Hello! I imagine there is a simple solution here, and after reading multiple threads that are close, but not quite the same, I thought I'd ask myself.
I am trying to create a runtime accumulator for a Blower VFD that is not currently being read into the PLC. The client has a future site visit planned to bring the runtime into the logic, but wants something now so they don't need to visit the site themselves to read the meter directly.
The Blower VFD has a boolean tag read by the PLC for when it is ON, and I imagine simply creating a memory type tag that begins accumulating seconds whenever the blower is running, and stops when the blower is off, would be the simplest solution. I understand this would only work when the gateway is up and running, but the client is okay with that for a temporary fix.
Basically- is there an easy way to use ignition scripting to accumulate runtime in seconds (converted to hours) for a memory tag based on when an OPC boolean tag is set to 1?
Do you have the historian module?
Yes, they have the historian module.
I like to use the DurationOn from the system.tag.queryTagCalculations | Ignition User Manual.
What we have done, is have the boolean running tag historized, and set the history configuration on the tag to look something like this:
You should at least get every 15 minutes an entry in the historian that the motor is running or not, and then the DurationOn will give you how long that tag was on.
1 Like
I will give this a shot! Thank you.
I feel rather silly now.
I fired up Ignition, went to the tag and changed the history to enabled- and then have no idea how to run this "DurationOn" tag calculation you mentioned.
The article you linked shows this:
system.tag.queryTagCalculations(paths, calculations, [startDate], [endDate], [rangeHours], [rangeMinutes], [aliases], [includeBoundingValues], [validatesSCExec], [noInterpolation], [ignoreBadQuality])
Where would I run this? And where is the "DurationOn" method? I'm rather lost, sorry!
So first off, how are you wanting to display this accumulator? That will determine where you call for the data.
In Perspective you can use a Tag History Bindings in Perspective | Ignition User Manual.
In vision, I would use a gateway timer script at a frequency that is acceptable and update a memory tag with the data.
An example script for a single tag would look like this:
paths = ['[default]Motors/FVNR/C100/MTR/Status/Sts_RunningFwd']
endTime = system.date.now()
startTime = system.date.addDays(endTime, -30)
dataSet = system.tag.queryTagHistory(
paths=paths,
startDate=startTime,
endDate=endTime,
returnSize=1, aggregationMode='DurationOn'
)
durationSec = dataSet.getValueAt(0,1)
The dataSet returned, is a single row with the first column as the startTime, and then each subsequent column as each tag included in the paths array.

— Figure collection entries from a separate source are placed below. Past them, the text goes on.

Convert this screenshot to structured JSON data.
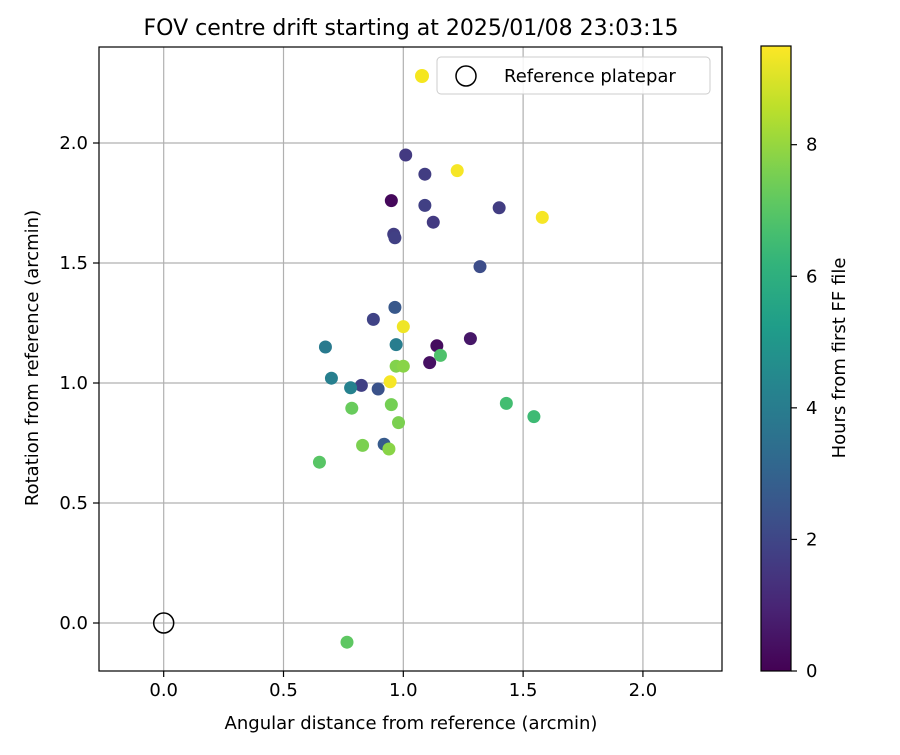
{
  "chart_data": {
    "type": "scatter",
    "title": "FOV centre drift starting at 2025/01/08 23:03:15",
    "xlabel": "Angular distance from reference (arcmin)",
    "ylabel": "Rotation from reference (arcmin)",
    "xlim": [
      -0.27,
      2.33
    ],
    "ylim": [
      -0.2,
      2.4
    ],
    "xticks": [
      0.0,
      0.5,
      1.0,
      1.5,
      2.0
    ],
    "xtick_labels": [
      "0.0",
      "0.5",
      "1.0",
      "1.5",
      "2.0"
    ],
    "yticks": [
      0.0,
      0.5,
      1.0,
      1.5,
      2.0
    ],
    "ytick_labels": [
      "0.0",
      "0.5",
      "1.0",
      "1.5",
      "2.0"
    ],
    "grid": true,
    "legend": {
      "placement": "top-right",
      "entries": [
        {
          "label": "",
          "marker": "filled-circle",
          "color": "#f5e61f"
        },
        {
          "label": "Reference platepar",
          "marker": "open-circle",
          "color": "#000000"
        }
      ]
    },
    "colorbar": {
      "label": "Hours from first FF file",
      "colormap": "viridis",
      "range": [
        0,
        9.5
      ],
      "ticks": [
        0,
        2,
        4,
        6,
        8
      ],
      "tick_labels": [
        "0",
        "2",
        "4",
        "6",
        "8"
      ]
    },
    "reference_point": {
      "x": 0.0,
      "y": 0.0,
      "label": "Reference platepar"
    },
    "series": [
      {
        "points": [
          {
            "x": 0.95,
            "y": 1.76,
            "c": 0.2
          },
          {
            "x": 1.14,
            "y": 1.155,
            "c": 0.3
          },
          {
            "x": 1.11,
            "y": 1.085,
            "c": 0.4
          },
          {
            "x": 1.28,
            "y": 1.185,
            "c": 0.6
          },
          {
            "x": 1.01,
            "y": 1.95,
            "c": 1.6
          },
          {
            "x": 1.09,
            "y": 1.87,
            "c": 1.7
          },
          {
            "x": 1.09,
            "y": 1.74,
            "c": 1.8
          },
          {
            "x": 1.125,
            "y": 1.67,
            "c": 1.6
          },
          {
            "x": 0.96,
            "y": 1.62,
            "c": 1.7
          },
          {
            "x": 0.965,
            "y": 1.605,
            "c": 1.8
          },
          {
            "x": 1.4,
            "y": 1.73,
            "c": 1.7
          },
          {
            "x": 1.32,
            "y": 1.485,
            "c": 2.2
          },
          {
            "x": 0.875,
            "y": 1.265,
            "c": 1.9
          },
          {
            "x": 0.965,
            "y": 1.315,
            "c": 2.6
          },
          {
            "x": 0.825,
            "y": 0.99,
            "c": 1.8
          },
          {
            "x": 0.895,
            "y": 0.975,
            "c": 2.4
          },
          {
            "x": 0.92,
            "y": 0.745,
            "c": 2.7
          },
          {
            "x": 0.675,
            "y": 1.15,
            "c": 3.9
          },
          {
            "x": 0.7,
            "y": 1.02,
            "c": 4.1
          },
          {
            "x": 0.78,
            "y": 0.98,
            "c": 4.2
          },
          {
            "x": 0.97,
            "y": 1.16,
            "c": 4.0
          },
          {
            "x": 1.155,
            "y": 1.115,
            "c": 6.8
          },
          {
            "x": 1.43,
            "y": 0.915,
            "c": 6.6
          },
          {
            "x": 1.545,
            "y": 0.86,
            "c": 6.5
          },
          {
            "x": 0.785,
            "y": 0.895,
            "c": 7.3
          },
          {
            "x": 0.65,
            "y": 0.67,
            "c": 7.0
          },
          {
            "x": 0.765,
            "y": -0.08,
            "c": 7.1
          },
          {
            "x": 0.83,
            "y": 0.74,
            "c": 7.6
          },
          {
            "x": 0.95,
            "y": 0.91,
            "c": 7.5
          },
          {
            "x": 0.98,
            "y": 0.835,
            "c": 7.6
          },
          {
            "x": 0.94,
            "y": 0.725,
            "c": 7.8
          },
          {
            "x": 0.97,
            "y": 1.07,
            "c": 7.7
          },
          {
            "x": 1.0,
            "y": 1.07,
            "c": 7.8
          },
          {
            "x": 0.945,
            "y": 1.005,
            "c": 9.4
          },
          {
            "x": 1.0,
            "y": 1.235,
            "c": 9.3
          },
          {
            "x": 1.225,
            "y": 1.885,
            "c": 9.4
          },
          {
            "x": 1.58,
            "y": 1.69,
            "c": 9.4
          }
        ]
      }
    ]
  }
}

You've nailed it- it will be used in Perspective; probably as a simple LED Display with the label "Blower Runtime".
I will try this shortly and get back to you. Thanks again!
Make sure that you are requesting the data at a pace that doesn't overwhelm your database or gateway.
If you have multiple of these, I would move it into a gateway timer script that queries all the ones that you want, and then update a tag for each one so that the perspective views aren't doing this query for each device.